Triphase, solvent-free catalysis over the TS-1/H 2O 2 system in selective oxidation reactions

Abstract

Solvent-free, triphase conditions (solid-liquid-liquid) used in the oxidation of various organic substrates over the TS-1/H 2O 2 system (vis-à-vis conventionally used biphase conditions in the presence of a co-solvent) exhibit: (i) significant enhancement (3–10 times) in the reaction rates in the hydroxylation of aromatics (such as benzene, toluene, anisole and benzyl chloride), along with a reversal in regioselectivity of the products of substituted benzenes; and (ii) Baeyer-Villiger (BV) oxidation/rearrangement of cyclohexanone and acetophenone.

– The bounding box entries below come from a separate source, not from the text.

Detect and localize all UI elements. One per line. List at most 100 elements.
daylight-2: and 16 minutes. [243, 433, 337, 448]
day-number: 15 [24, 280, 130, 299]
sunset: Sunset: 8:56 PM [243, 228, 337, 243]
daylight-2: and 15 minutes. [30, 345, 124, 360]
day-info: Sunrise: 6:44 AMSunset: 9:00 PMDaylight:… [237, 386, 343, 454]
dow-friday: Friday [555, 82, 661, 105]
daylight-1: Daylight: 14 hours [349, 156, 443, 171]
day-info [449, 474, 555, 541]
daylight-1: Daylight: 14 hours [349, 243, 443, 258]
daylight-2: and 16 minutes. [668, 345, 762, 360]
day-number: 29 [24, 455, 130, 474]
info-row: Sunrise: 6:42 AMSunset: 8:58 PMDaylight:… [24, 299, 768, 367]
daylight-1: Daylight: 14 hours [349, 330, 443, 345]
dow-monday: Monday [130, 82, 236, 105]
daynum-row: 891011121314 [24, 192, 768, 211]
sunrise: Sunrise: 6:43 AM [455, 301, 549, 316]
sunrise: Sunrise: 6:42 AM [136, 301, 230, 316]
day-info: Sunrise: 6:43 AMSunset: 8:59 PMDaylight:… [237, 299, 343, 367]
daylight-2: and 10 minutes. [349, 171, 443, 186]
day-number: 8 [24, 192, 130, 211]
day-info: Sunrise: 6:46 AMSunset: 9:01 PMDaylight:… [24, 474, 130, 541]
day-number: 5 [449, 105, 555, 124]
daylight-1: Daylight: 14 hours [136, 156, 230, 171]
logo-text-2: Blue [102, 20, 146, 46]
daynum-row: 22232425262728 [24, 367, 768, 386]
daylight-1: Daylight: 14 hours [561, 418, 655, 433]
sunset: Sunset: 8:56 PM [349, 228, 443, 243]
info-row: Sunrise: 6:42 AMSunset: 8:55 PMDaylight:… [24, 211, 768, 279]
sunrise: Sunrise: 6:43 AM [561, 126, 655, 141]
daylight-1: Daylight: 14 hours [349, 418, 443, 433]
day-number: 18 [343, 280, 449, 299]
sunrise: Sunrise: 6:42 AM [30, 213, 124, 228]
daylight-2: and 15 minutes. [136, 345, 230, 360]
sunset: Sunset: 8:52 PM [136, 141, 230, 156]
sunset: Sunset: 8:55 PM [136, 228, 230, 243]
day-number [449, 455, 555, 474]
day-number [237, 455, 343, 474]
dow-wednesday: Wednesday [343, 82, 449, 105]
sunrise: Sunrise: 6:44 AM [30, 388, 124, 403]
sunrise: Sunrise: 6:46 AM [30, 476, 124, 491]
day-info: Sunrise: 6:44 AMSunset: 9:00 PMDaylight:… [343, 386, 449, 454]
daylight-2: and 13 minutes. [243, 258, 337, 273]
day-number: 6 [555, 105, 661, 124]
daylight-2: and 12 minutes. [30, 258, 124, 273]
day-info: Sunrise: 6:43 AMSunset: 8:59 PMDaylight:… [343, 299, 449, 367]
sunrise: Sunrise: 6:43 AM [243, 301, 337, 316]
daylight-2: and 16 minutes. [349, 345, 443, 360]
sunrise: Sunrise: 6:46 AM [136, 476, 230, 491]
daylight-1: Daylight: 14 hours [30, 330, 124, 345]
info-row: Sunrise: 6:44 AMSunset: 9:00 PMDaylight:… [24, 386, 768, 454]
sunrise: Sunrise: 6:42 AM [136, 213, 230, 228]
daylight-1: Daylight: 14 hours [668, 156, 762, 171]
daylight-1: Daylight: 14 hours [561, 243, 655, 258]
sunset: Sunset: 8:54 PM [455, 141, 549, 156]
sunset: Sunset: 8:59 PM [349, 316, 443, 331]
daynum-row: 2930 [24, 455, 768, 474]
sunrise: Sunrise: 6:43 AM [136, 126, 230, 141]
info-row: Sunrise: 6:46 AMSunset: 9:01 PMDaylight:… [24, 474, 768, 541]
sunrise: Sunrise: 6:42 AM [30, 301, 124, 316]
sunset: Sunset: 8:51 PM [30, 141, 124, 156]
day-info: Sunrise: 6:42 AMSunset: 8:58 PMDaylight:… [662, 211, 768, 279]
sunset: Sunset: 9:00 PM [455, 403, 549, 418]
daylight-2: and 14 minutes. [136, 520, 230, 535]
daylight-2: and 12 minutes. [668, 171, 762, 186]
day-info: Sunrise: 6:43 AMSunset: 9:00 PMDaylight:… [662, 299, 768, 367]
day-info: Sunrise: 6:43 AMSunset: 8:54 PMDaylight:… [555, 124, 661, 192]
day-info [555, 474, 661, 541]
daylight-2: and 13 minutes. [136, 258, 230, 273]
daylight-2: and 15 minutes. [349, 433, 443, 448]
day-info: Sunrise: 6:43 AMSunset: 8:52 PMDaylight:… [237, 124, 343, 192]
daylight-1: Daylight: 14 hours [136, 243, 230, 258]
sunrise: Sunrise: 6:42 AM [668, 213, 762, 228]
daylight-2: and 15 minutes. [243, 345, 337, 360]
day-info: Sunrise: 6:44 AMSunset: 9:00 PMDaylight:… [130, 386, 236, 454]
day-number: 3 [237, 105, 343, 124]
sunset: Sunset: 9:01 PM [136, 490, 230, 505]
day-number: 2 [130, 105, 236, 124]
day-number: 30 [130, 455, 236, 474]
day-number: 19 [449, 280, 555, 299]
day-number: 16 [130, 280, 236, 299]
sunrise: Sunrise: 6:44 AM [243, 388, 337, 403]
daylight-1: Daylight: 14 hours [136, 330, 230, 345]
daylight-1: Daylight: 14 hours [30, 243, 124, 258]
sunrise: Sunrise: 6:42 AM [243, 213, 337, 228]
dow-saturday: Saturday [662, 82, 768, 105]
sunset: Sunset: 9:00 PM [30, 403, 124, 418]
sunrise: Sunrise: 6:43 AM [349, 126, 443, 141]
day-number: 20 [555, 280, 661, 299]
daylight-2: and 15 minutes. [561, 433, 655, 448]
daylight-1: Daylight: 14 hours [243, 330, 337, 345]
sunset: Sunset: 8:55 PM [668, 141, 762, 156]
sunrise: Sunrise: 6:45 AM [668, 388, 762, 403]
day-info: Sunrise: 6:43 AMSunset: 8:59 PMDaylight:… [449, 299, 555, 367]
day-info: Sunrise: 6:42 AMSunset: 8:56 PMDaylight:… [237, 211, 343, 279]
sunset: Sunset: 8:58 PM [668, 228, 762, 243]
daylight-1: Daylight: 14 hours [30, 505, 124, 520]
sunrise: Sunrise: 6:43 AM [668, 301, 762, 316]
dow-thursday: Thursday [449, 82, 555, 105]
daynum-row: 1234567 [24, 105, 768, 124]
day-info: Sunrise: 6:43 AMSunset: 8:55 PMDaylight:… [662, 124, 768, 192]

In the case of benzyl chloride, triphase conditions resulted in the ring hydroxylation forming p-hydroxy and o-hydroxy benzyl chloride (75%) ( para:ortho ratio 85:15) along with side-chain oxyfunctionalization followed by HCl removal directly forming benzaldehyde (no formation of benzyl alcohol through hydrolysis). During BV oxidation, cyclohexanone and acetophenone gave caprolactone and phenyl acetate, respectively, as major products (70–90% selectivity). The other reaction was ring oxidation (30-10%) to hydroxy cyclohexanone and corresponding diketones (cyclohexanone) or hydroxy-acetophenones (acetophenone). Addition of a catalytic amount of mineral acid (H 2SO 4) significantly increased the conversion. Such reaction routes do not occur at all in the presence of co-solvent under biphase conditions. Factors responsible for enhancement in activity, change in regioselectivity and new routes are: (i) relative hydrophobic nature and restricted pore dimensions of titanium silicates; (ii) competitive diffusion of substrate with co-solvent; and (iii) Brönsted acidity of titanium silicates in the presence of H 2O 2 and water. Thus the present study opens up a new area where titanium silicate will be quite useful in various organic transformations, in an eco-safer way.